We headed down to central Oregon for the final few days of our trip. The oldest nephew between both of our families recently got married and we were happy to make it to their reception. Although, after getting lost and not having a good map to guide us and then not getting the best directions from a lady in line in front of me at Safeway, we were starting to wonder if we'd ever make it. I was a little suspicious of her navigating skills when, after looking at the map for a good minute, she said, "let's see... I'm just trying to figure out which way is north."

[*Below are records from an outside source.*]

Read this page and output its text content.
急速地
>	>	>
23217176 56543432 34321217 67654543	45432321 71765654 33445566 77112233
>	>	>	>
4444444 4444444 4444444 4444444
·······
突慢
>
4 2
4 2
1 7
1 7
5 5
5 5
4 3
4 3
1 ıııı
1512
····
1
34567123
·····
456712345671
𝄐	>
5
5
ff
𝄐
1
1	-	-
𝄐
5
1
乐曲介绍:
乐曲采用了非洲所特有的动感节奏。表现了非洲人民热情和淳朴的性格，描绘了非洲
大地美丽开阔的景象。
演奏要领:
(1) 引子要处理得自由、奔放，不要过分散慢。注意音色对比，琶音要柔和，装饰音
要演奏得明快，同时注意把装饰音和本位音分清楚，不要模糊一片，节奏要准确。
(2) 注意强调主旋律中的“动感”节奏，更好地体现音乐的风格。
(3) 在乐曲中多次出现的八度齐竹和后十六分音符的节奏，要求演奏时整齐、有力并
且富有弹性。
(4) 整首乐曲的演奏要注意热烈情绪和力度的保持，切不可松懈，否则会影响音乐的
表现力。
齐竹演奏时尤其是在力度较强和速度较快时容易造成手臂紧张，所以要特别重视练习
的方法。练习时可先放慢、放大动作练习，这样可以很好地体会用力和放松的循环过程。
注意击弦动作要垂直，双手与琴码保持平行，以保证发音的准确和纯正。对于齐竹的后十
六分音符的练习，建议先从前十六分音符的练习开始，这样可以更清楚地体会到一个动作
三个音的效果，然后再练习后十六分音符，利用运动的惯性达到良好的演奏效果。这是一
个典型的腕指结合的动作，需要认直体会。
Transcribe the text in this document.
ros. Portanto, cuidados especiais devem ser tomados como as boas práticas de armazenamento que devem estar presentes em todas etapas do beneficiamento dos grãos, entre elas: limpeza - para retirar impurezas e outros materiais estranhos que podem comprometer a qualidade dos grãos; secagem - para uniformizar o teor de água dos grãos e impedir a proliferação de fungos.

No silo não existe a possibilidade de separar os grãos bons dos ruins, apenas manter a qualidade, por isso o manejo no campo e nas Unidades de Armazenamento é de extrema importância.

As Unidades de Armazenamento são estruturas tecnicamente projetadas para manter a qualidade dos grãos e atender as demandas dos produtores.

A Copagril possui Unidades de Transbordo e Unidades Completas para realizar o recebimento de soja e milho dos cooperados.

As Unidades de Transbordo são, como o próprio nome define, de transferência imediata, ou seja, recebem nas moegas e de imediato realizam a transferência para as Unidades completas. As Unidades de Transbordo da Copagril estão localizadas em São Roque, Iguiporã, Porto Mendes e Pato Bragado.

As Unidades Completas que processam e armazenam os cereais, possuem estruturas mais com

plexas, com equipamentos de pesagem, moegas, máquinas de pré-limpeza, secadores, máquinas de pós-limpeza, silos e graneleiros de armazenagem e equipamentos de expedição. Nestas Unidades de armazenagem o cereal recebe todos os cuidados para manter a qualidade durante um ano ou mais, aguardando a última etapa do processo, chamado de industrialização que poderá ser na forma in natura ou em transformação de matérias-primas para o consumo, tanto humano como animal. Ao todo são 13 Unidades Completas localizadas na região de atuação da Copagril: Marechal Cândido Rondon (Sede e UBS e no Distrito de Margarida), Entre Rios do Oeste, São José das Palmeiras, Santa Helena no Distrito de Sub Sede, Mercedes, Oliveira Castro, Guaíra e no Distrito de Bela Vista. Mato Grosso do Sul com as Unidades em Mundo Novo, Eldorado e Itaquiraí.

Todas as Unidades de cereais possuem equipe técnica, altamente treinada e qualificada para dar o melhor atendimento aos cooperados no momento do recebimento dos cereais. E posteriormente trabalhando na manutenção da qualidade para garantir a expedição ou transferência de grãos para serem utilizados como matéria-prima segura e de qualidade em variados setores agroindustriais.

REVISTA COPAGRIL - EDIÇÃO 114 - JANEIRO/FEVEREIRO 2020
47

While there were long hours spent in the car, the time spent with family went way too fast. We didn't have nearly as much time to reconnect with everyone as we would have liked, but hopefully the next visit will make up for it. The boys had a great time! Rather than being the center of attention of two, there was a whole audience on any given day surrounding them with love and applause and kisses to last them a lifetime (or at least until the next visit).

I have yet to go through the photos from our trip, so they'll be coming soon!